No decisions on new markets have been made, although it’s looking at large markets such as Indonesia and Vietnam. MoneyHero pulled out of Thailand because if found the authorities weren’t pushing digital infrastructure aggressively and local banks lacked incentives to try new channels. Similar considerations of regulatory priorities, drivers of innovation, and the strength of local competition will shape MoneyHero’s decision on where to open next.

Thakur says adding up the data partnerships, longstanding relationships with banks, strong capital backing, and a track record of consumer engagement gives MoneyHero an established presence. It’s gone from a startup forming beachheads to a fintech incumbent that would be difficult for a peer to dislodge.

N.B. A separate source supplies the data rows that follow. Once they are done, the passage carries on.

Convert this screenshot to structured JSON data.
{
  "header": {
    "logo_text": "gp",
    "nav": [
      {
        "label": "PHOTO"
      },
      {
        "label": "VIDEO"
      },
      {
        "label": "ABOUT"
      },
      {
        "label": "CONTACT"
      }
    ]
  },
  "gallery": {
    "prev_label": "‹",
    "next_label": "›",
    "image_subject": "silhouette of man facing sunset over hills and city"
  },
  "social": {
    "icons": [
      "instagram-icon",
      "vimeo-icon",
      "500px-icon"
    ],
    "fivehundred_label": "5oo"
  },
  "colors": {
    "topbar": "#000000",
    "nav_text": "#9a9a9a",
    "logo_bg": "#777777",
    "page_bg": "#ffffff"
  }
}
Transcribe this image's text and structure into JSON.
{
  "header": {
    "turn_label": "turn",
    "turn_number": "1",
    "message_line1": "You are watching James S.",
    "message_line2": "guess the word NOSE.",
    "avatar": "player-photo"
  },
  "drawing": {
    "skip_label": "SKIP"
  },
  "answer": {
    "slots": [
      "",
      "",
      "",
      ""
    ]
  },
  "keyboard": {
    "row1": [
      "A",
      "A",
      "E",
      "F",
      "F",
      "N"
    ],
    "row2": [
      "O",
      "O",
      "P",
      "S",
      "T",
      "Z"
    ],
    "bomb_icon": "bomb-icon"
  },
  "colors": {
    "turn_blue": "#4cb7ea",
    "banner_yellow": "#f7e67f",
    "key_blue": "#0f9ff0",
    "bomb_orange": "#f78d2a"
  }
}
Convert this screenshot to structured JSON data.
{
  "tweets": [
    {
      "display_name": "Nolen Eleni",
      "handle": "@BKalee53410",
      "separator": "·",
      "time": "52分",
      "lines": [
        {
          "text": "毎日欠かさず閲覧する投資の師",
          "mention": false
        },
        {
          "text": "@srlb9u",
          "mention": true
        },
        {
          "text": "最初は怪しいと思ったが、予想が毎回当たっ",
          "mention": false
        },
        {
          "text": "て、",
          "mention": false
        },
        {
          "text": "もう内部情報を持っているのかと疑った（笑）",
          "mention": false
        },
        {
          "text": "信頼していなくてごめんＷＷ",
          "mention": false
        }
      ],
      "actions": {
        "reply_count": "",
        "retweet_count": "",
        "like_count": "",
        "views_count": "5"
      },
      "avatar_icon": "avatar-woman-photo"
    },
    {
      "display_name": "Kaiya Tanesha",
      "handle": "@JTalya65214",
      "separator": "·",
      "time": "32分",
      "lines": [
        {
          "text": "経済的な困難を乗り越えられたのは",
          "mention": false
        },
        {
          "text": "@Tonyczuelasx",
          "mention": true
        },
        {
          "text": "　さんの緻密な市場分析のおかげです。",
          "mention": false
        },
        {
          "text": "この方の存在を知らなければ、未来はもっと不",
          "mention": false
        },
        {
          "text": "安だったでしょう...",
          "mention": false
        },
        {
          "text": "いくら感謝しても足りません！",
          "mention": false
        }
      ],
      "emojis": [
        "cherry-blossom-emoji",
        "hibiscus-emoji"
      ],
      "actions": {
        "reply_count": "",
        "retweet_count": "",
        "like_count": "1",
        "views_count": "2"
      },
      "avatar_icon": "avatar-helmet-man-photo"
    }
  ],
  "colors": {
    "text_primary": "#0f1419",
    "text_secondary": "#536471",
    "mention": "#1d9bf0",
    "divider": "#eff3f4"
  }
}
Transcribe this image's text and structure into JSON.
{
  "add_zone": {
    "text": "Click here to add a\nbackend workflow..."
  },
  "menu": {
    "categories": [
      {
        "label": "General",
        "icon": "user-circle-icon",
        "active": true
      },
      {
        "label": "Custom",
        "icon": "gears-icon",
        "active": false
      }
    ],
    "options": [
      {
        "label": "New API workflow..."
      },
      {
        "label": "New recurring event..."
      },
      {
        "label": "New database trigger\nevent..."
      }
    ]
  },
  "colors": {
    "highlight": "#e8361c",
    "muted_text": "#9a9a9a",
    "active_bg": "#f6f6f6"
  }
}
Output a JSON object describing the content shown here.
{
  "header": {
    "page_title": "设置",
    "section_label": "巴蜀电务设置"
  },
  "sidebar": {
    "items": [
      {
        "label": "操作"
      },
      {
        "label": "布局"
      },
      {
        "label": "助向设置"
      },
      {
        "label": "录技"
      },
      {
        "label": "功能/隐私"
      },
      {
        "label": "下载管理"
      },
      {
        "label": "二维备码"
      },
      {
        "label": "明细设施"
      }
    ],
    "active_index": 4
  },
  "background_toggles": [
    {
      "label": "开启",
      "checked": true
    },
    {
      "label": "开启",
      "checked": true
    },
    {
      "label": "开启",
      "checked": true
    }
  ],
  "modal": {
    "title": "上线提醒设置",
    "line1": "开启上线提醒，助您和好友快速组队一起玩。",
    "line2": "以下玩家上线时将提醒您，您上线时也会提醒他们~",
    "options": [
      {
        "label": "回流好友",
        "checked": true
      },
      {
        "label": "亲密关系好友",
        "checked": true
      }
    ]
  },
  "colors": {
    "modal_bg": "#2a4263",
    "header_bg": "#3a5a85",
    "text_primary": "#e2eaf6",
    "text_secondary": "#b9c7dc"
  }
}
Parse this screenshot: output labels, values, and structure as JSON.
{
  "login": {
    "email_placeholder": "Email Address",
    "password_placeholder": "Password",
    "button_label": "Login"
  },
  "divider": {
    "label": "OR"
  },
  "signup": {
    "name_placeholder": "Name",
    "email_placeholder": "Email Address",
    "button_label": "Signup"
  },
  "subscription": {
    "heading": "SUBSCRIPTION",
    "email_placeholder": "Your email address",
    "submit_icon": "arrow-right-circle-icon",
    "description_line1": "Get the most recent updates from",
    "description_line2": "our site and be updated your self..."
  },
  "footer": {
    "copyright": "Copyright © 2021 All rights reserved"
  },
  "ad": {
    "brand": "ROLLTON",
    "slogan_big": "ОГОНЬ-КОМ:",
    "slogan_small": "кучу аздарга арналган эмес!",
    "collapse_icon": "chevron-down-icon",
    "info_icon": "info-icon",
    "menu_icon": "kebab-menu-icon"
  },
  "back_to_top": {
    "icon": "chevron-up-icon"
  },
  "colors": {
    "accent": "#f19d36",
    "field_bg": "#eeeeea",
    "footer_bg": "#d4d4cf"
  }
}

If there were ever a major competitor, it would have to come from a large, deep-pocketed bank or tech group that made a strategic decision to own this space. For example, HSBC’s PayMe, its rewards app, and its digital banking app offers everything from gifts to financial education. It has such a hold on the local market that, while it does list its products on the MoneyHero website, including in Hong Kong and in other markets, it doesn’t need to work with aggregators. Similarly, a company such as Ant Group or Tencent’s WeChat could seize a huge market share, if it were inclined and if the regulators allowed it.

But that type of competitor seems content, or limited, to serving their own customer bases rather than trying to eat MoneyHero’s lunch. This leaves it competing against other, smaller fintechs, such as Hong Kong/Singapore group MoneySmart, insurtech 10Life, and embedded-finance player Planto (and their ilk in each market), or jostling with banks that favor keeping their digital offerings in-house.

“Now’s our chance to scale,” Thakur said, adding he thinks the current stock price doesn’t reflect the durability of the business model. MoneyHero is entering a new phase, no longer a startup, now an established business, but one that still needs to grow quickly. The combination of capital, data, analytics, content, and institutional relationships suggests that, at the very least, MoneyHero has proven that fintech consumer aggregation works.